Why Some Clients are Using Loose Trusts in their Estate Plans
Although not an actual case, it is inspired by many cases we have handled. Our clients put their daughter through college; she graduated debt free. She has a stable job with bright prospects, working for a fine employer. She is in good health and is careful with money: not living beyond her means and already beginning to learn about investing for her retirement. She is living with a wonderful young man who graduated with major educational debt, and he is thinking about going back for a Master’s degree in his chosen field, adding to his debt. They will probably get married sooner rather than later.
Our clients have asked what happens if they die, leaving the daughter’s share outright to her. They do not believe she needs protection from herself, so they would be inclined to leave her share outright to her.
- What if their daughter’s relationship ends after they have died but before marriage?
- What if they are married when she inherits her share and they are later divorced? Will part of it be divided in a divorce and pass to him?
- What if they are married and later find themselves in a credit stew, perhaps flowing from the husband’s educational debt, perhaps from medical or similar expenses not fully covered by insurance?
We have a number of options to help protect the daughter which involve putting the inheritance in the hands of a third party and controlling access to the inherited wealth. However, in this case the goal is not so much to protect her from herself as to preserve the identity of these assets as her inheritance, at least so long as she wishes to do so. This is not a world of absolutes – but we can improve significantly on an outright bequest to her.
What we have come to call a Loose Trust refers to a plan which leaves the daughter’s inheritance to her as trustee of a trust for her own benefit. Typically it has the feel, in practice, of an IRA: that is, it is a separate account, not commingled with the daughter and her husband’s joint account or other assets. It has a separate status, and it was created by a third party (the parents), not the daughter. I like to say, “You (the parents) can legally do for her what she cannot do for herself: set aside money that will benefit her but not belong to her in a way that exposes it to a divorcing spouse or creditors the same as it would if she herself put it into a separate trust for her own benefit.
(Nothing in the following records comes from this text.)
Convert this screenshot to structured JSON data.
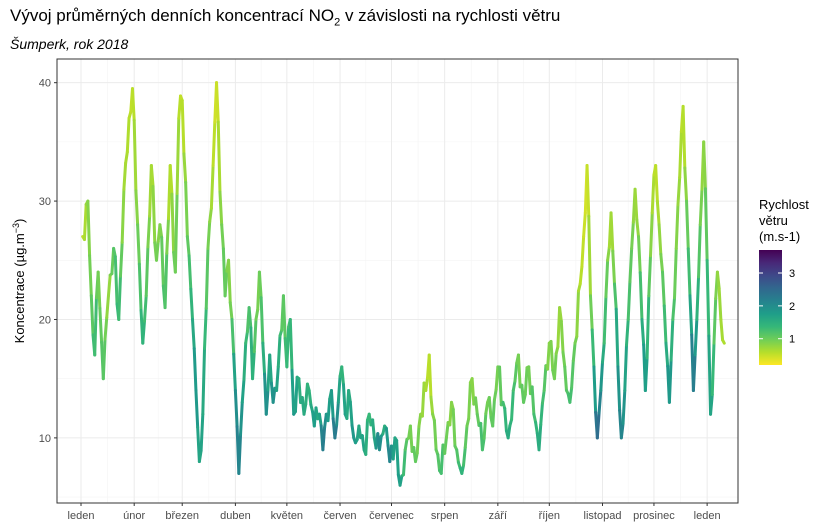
{
  "title_prefix": "Vývoj průměrných denních koncentrací NO",
  "title_sub": "2",
  "title_suffix": " v závislosti na rychlosti větru",
  "subtitle": "Šumperk, rok 2018",
  "chart_data": {
    "type": "line",
    "title": "Vývoj průměrných denních koncentrací NO2 v závislosti na rychlosti větru",
    "subtitle": "Šumperk, rok 2018",
    "ylabel_main": "Koncentrace (µg.m",
    "ylabel_sup": "−3",
    "ylabel_end": ")",
    "ylim": [
      4.5,
      42
    ],
    "yticks": [
      10,
      20,
      30,
      40
    ],
    "xticks": [
      "leden",
      "únor",
      "březen",
      "duben",
      "květen",
      "červen",
      "červenec",
      "srpen",
      "září",
      "říjen",
      "listopad",
      "prosinec",
      "leden"
    ],
    "x_domain": [
      -14,
      383
    ],
    "grid": true,
    "legend": {
      "title_lines": [
        "Rychlost",
        "větru",
        "(m.s-1)"
      ],
      "ticks": [
        1,
        2,
        3
      ],
      "range": [
        0.2,
        3.7
      ],
      "placement": "right"
    },
    "color_scale": [
      "#fde725",
      "#b5de2b",
      "#6ece58",
      "#35b779",
      "#1f9e89",
      "#26828e",
      "#31688e",
      "#3e4989",
      "#482878",
      "#440154"
    ],
    "series": {
      "anchors": [
        [
          1,
          27,
          0.5
        ],
        [
          4,
          30,
          0.8
        ],
        [
          6,
          22,
          1.0
        ],
        [
          8,
          17,
          1.4
        ],
        [
          10,
          24,
          0.9
        ],
        [
          13,
          15,
          1.2
        ],
        [
          16,
          22,
          0.7
        ],
        [
          19,
          26,
          1.1
        ],
        [
          22,
          20,
          1.4
        ],
        [
          25,
          31,
          0.7
        ],
        [
          28,
          37,
          0.6
        ],
        [
          30,
          39.5,
          0.5
        ],
        [
          33,
          28,
          0.9
        ],
        [
          36,
          18,
          1.5
        ],
        [
          38,
          22,
          1.2
        ],
        [
          41,
          33,
          0.6
        ],
        [
          44,
          25,
          1.0
        ],
        [
          46,
          28,
          0.8
        ],
        [
          49,
          21,
          1.3
        ],
        [
          52,
          33,
          0.5
        ],
        [
          55,
          24,
          1.1
        ],
        [
          57,
          37,
          0.6
        ],
        [
          59,
          38.5,
          0.5
        ],
        [
          62,
          27,
          1.0
        ],
        [
          65,
          20,
          1.5
        ],
        [
          67,
          14,
          1.9
        ],
        [
          69,
          8,
          1.6
        ],
        [
          71,
          12,
          1.7
        ],
        [
          74,
          26,
          1.0
        ],
        [
          77,
          33,
          0.6
        ],
        [
          79,
          40,
          0.4
        ],
        [
          82,
          28,
          0.9
        ],
        [
          84,
          22,
          1.1
        ],
        [
          86,
          25,
          0.8
        ],
        [
          88,
          20,
          1.0
        ],
        [
          90,
          14,
          1.9
        ],
        [
          92,
          7,
          2.2
        ],
        [
          94,
          13,
          1.8
        ],
        [
          96,
          18,
          1.4
        ],
        [
          98,
          21,
          1.1
        ],
        [
          100,
          15,
          1.6
        ],
        [
          102,
          20,
          1.0
        ],
        [
          104,
          24,
          0.9
        ],
        [
          106,
          18,
          1.3
        ],
        [
          108,
          12,
          2.1
        ],
        [
          110,
          17,
          1.5
        ],
        [
          112,
          13,
          2.0
        ],
        [
          115,
          16,
          1.6
        ],
        [
          118,
          22,
          1.0
        ],
        [
          120,
          16,
          1.4
        ],
        [
          122,
          20,
          1.2
        ],
        [
          124,
          12,
          1.9
        ],
        [
          127,
          15,
          1.5
        ],
        [
          130,
          12,
          1.6
        ],
        [
          133,
          14,
          1.4
        ],
        [
          136,
          11,
          1.8
        ],
        [
          139,
          12,
          1.5
        ],
        [
          141,
          9,
          2.3
        ],
        [
          143,
          12,
          1.9
        ],
        [
          146,
          14,
          1.6
        ],
        [
          148,
          10,
          2.4
        ],
        [
          150,
          13,
          1.8
        ],
        [
          152,
          16,
          1.3
        ],
        [
          154,
          12,
          1.8
        ],
        [
          156,
          14,
          1.5
        ],
        [
          159,
          10,
          1.9
        ],
        [
          162,
          11,
          1.6
        ],
        [
          165,
          9,
          1.7
        ],
        [
          168,
          12,
          1.3
        ],
        [
          171,
          10,
          1.6
        ],
        [
          174,
          9,
          2.1
        ],
        [
          177,
          11,
          1.4
        ],
        [
          180,
          8,
          2.2
        ],
        [
          183,
          10,
          1.6
        ],
        [
          186,
          6,
          1.8
        ],
        [
          189,
          9,
          1.2
        ],
        [
          192,
          11,
          0.9
        ],
        [
          195,
          8,
          1.1
        ],
        [
          198,
          12,
          0.8
        ],
        [
          201,
          14,
          0.7
        ],
        [
          203,
          17,
          0.5
        ],
        [
          205,
          12,
          0.8
        ],
        [
          207,
          9,
          1.0
        ],
        [
          210,
          7,
          1.3
        ],
        [
          213,
          10,
          1.0
        ],
        [
          216,
          13,
          0.8
        ],
        [
          219,
          9,
          1.1
        ],
        [
          222,
          7,
          1.5
        ],
        [
          225,
          11,
          1.0
        ],
        [
          228,
          15,
          0.8
        ],
        [
          231,
          12,
          1.0
        ],
        [
          234,
          9,
          1.3
        ],
        [
          237,
          13,
          0.9
        ],
        [
          240,
          11,
          1.1
        ],
        [
          243,
          16,
          0.9
        ],
        [
          246,
          13,
          1.2
        ],
        [
          249,
          10,
          1.6
        ],
        [
          252,
          14,
          1.3
        ],
        [
          255,
          17,
          0.9
        ],
        [
          258,
          13,
          1.1
        ],
        [
          261,
          16,
          0.9
        ],
        [
          264,
          12,
          1.2
        ],
        [
          267,
          9,
          1.6
        ],
        [
          270,
          14,
          1.2
        ],
        [
          273,
          18,
          0.8
        ],
        [
          276,
          15,
          1.0
        ],
        [
          279,
          21,
          0.7
        ],
        [
          282,
          16,
          1.0
        ],
        [
          285,
          13,
          1.3
        ],
        [
          288,
          18,
          1.0
        ],
        [
          291,
          23,
          0.6
        ],
        [
          293,
          27,
          0.5
        ],
        [
          295,
          33,
          0.4
        ],
        [
          297,
          22,
          0.8
        ],
        [
          299,
          16,
          1.5
        ],
        [
          301,
          10,
          2.6
        ],
        [
          303,
          14,
          2.0
        ],
        [
          305,
          18,
          1.4
        ],
        [
          307,
          25,
          0.9
        ],
        [
          309,
          29,
          0.6
        ],
        [
          311,
          23,
          1.0
        ],
        [
          313,
          16,
          1.8
        ],
        [
          315,
          10,
          2.2
        ],
        [
          317,
          14,
          1.8
        ],
        [
          319,
          20,
          1.3
        ],
        [
          321,
          26,
          1.0
        ],
        [
          323,
          31,
          0.7
        ],
        [
          325,
          27,
          0.8
        ],
        [
          327,
          20,
          1.4
        ],
        [
          329,
          14,
          1.9
        ],
        [
          331,
          22,
          1.2
        ],
        [
          333,
          29,
          0.7
        ],
        [
          335,
          33,
          0.5
        ],
        [
          337,
          28,
          0.7
        ],
        [
          339,
          24,
          1.0
        ],
        [
          341,
          18,
          1.4
        ],
        [
          343,
          13,
          2.0
        ],
        [
          345,
          20,
          1.3
        ],
        [
          347,
          26,
          0.9
        ],
        [
          349,
          32,
          0.7
        ],
        [
          351,
          38,
          0.5
        ],
        [
          353,
          30,
          0.9
        ],
        [
          355,
          22,
          1.4
        ],
        [
          357,
          14,
          2.4
        ],
        [
          359,
          20,
          1.6
        ],
        [
          361,
          28,
          1.0
        ],
        [
          363,
          35,
          0.7
        ],
        [
          365,
          25,
          1.2
        ],
        [
          367,
          12,
          1.8
        ],
        [
          369,
          18,
          1.2
        ],
        [
          371,
          24,
          0.8
        ],
        [
          373,
          20,
          0.7
        ],
        [
          375,
          18,
          0.6
        ]
      ]
    }
  }
}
I call the idea a Loose Trust because the result is intended to produce a real benefit (non-absolute but real protection of the assets from creditors or a divorcing spouse) without making the daughter feel like she is unduly restricted and without incurring outside trustee fees, at least at the outset. The plan would be that if there were storm clouds on the horizon (financial or marital trouble), the daughter would step aside as trustee in favor of an independent third party trustee to strengthen the trust from attack.
Suppose the daughter received the inheritance outright and wanted to preserve it under Wisconsin law as her separate (not marital) property? She could do so. However, if she put the inheritance in a separate account, while the amount going in would be her separate property, the income from the account would under Wisconsin law be marital property. If she let the income accumulate, then eventually the entire account would be converted to marital property and subject to division in a divorce. A little known aspect of the Wisconsin Marital Property Law is that if her parents had left the property to a trust for her benefit (such as a Loose Trust), then the income from it would also be the daughter’s separate property. This is a significant advantage.
It’s not that assets will be fully protected in all situations, it’s that they are better protected than if the parents had left these hard-earned assets outright to the daughter. The trust would be flexible enough that there would be practical ways to end it later, if desired, but so long as the daughter controlled the trust as trustee, why would she?
This article is not meant to be legal advice in a specific situation, and it does not describe all the terms of a Loose Trust, but by reading it we hope you see there is a good case to be made for going beyond merely leaving an inheritance outright to an adult child.